From my personal experience, layoffs are never pleasant for the employee or the manager who is charged with deciding who stays and who goes. It is an agonizing process and life-altering for managers and employees alike.
This explanation of layoffs and how they occur may be an oversimplification, but the truth is not far from what has been suggested. The most important thing for everyone fearful of layoffs to remember is this: Be prepared!
Steps to being prepared:
While working for an insurance company, your loyalty is to the company, its goals, and its objectives. However, do not forget about being loyal to yourself. It’s time to “layoff-proof” your career! Here are some tips to keep in mind as you navigate your way through your career.

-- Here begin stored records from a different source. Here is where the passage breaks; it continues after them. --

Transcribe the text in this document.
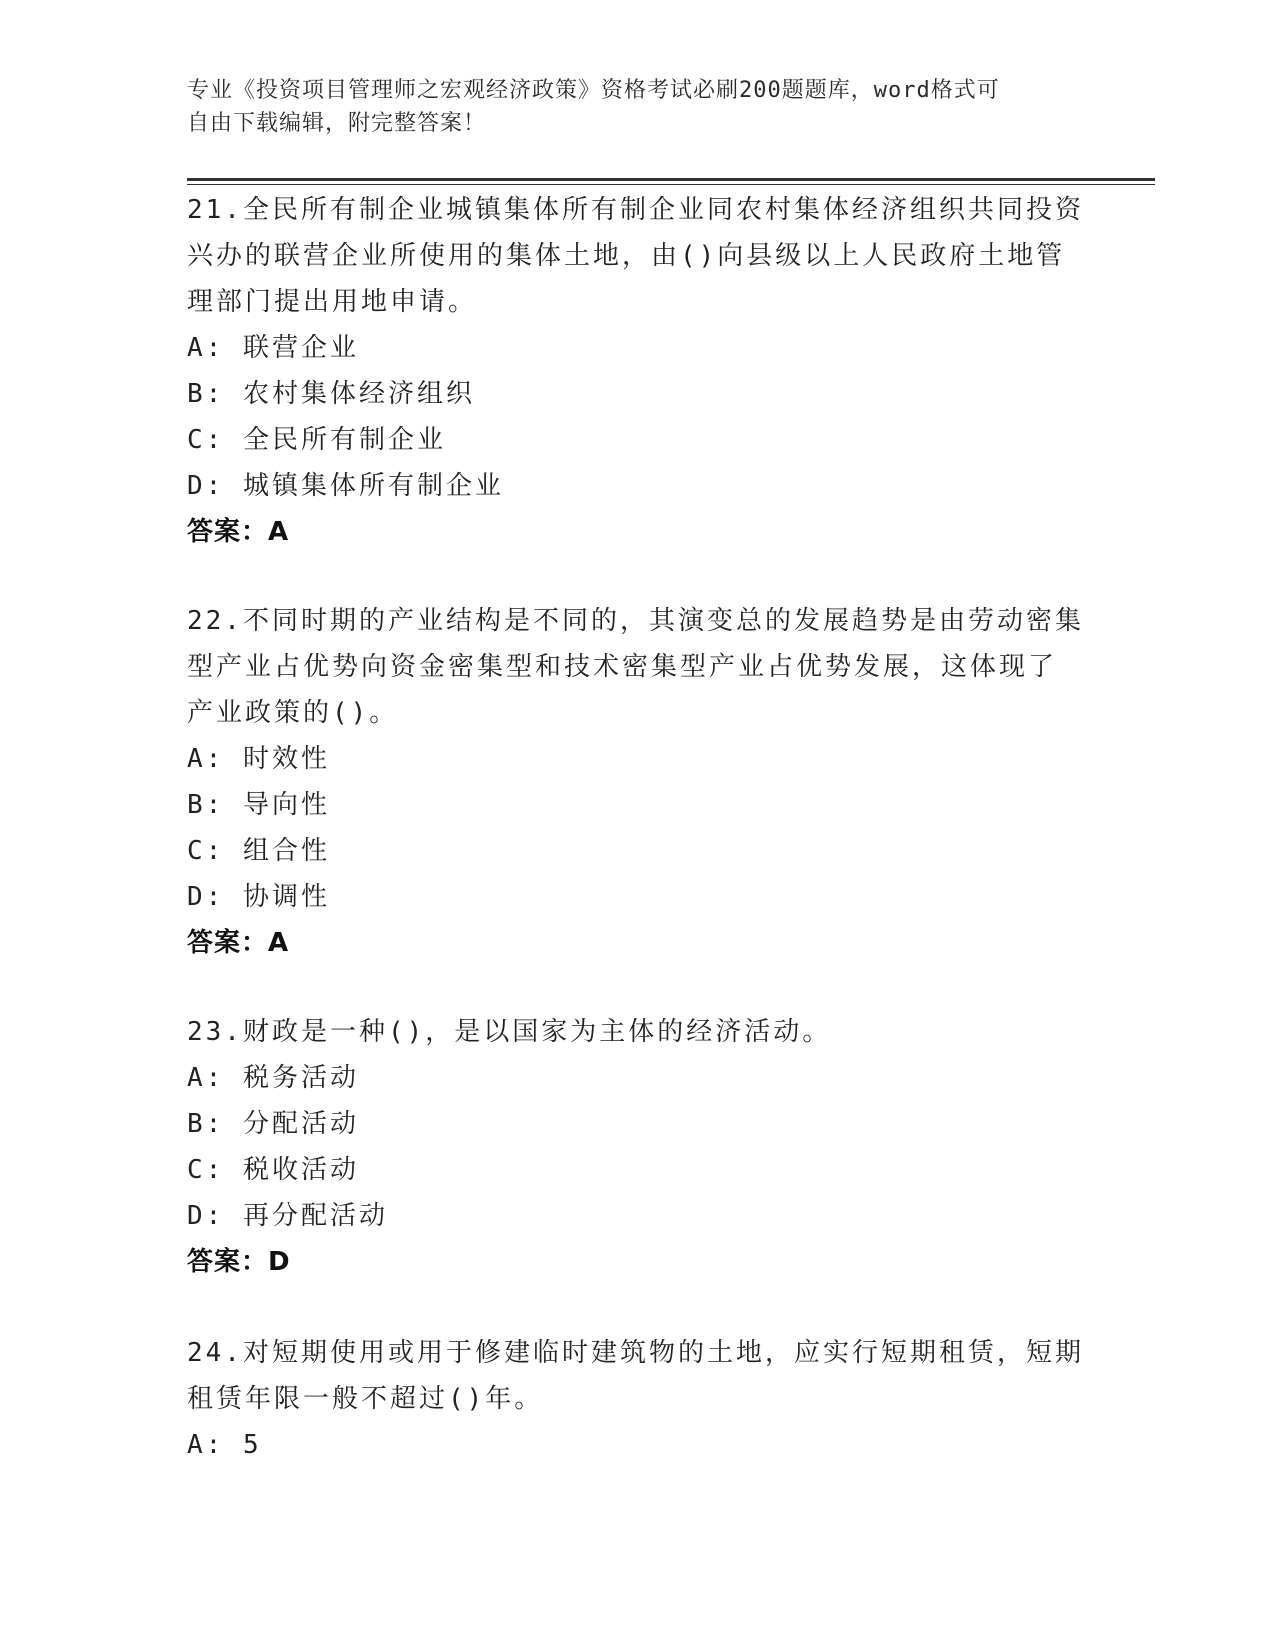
专业《投资项目管理师之宏观经济政策》资格考试必刷200题题库，word格式可
自由下载编辑，附完整答案！
21.全民所有制企业城镇集体所有制企业同农村集体经济组织共同投资
兴办的联营企业所使用的集体土地，由()向县级以上人民政府土地管
理部门提出用地申请。
A: 联营企业
B: 农村集体经济组织
C: 全民所有制企业
D: 城镇集体所有制企业
答案：A
22.不同时期的产业结构是不同的，其演变总的发展趋势是由劳动密集
型产业占优势向资金密集型和技术密集型产业占优势发展，这体现了
产业政策的()。
A: 时效性
B: 导向性
C: 组合性
D: 协调性
答案：A
23.财政是一种()，是以国家为主体的经济活动。
A: 税务活动
B: 分配活动
C: 税收活动
D: 再分配活动
答案：D
24.对短期使用或用于修建临时建筑物的土地，应实行短期租赁，短期
租赁年限一般不超过()年。
A: 5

1. Keep Your Ear to the Rail
Pay attention to information shared from your local office and from the Home Office. Combined ratios (CR) over 100% and high growth are not sustainable in the long run. A combined ratio (CR) over 100% indicates underwriting loss; the goal is to have a combined ratio below 100%. Ask your management what the plans are to “fix” those issues. If don’t get answers, go to senior leadership. If they are not willing to share their plans, it’s time to start looking.
2. Make Yourself Indispensable
Pursue insurance designations, be involved in as many carrier activities as possible, and diversify your skill sets. Don’t be afraid to, when available, learn new aspects of your carrier’s business and be open to trying new responsibilities. This builds your value.
3. Grow Your Network
That means within your company, and in our industry, and don’t forget to create a network of recruiters. A good friend always reminds me that your network is your net worth. You never know when you will have to reach out to them when you are laid off. They can be your best resource for new opportunities.
4. Be Open to New Paths
I have always said if you don’t have a plan, you will be part of someone else’s plan. You control your career path and learning new things builds your resume and helps make you indispensable or very attractive to other employers. Don’t be limited to carriers, consider joining the ranks of agents and brokers.
If layoffs never affect you, these are great suggestions to help you as you move through your career at your current employer.
Layoffs are not the end of the world. I was job eliminated about halfway through my 40+ years in this great industry. It was tough to take. I had lots of self-doubts. What could I have done better? Like everyone I know, I had a “pity party”. One day, my wife said, every party needs to come to an end, including “pity parties”. That’s when I triggered my network, and the rest of the story is history.
For me, I followed my own advice and was prepared using the “tips” I outlined here. In the end, I felt I was blessed that this happened to me. My career path changed dramatically. I found myself in a position to have an even bigger impact to the companies I served.
I found myself leaning on the leadership lessons I outline in my new book, Born2Lead: Lessons in Leadership. Those 13 lessons helped prepare me for the roles that would follow, but the most significant one, the one that ties everything together is being persistent. You see a great lesson I learned as a little boy on the knee of my grandfather Albert, was the story of The Little Engine That Could! I Think I Can! I Knew I Could!
Layoffs can be a blessing in disguise. When a door closes, look for an open window!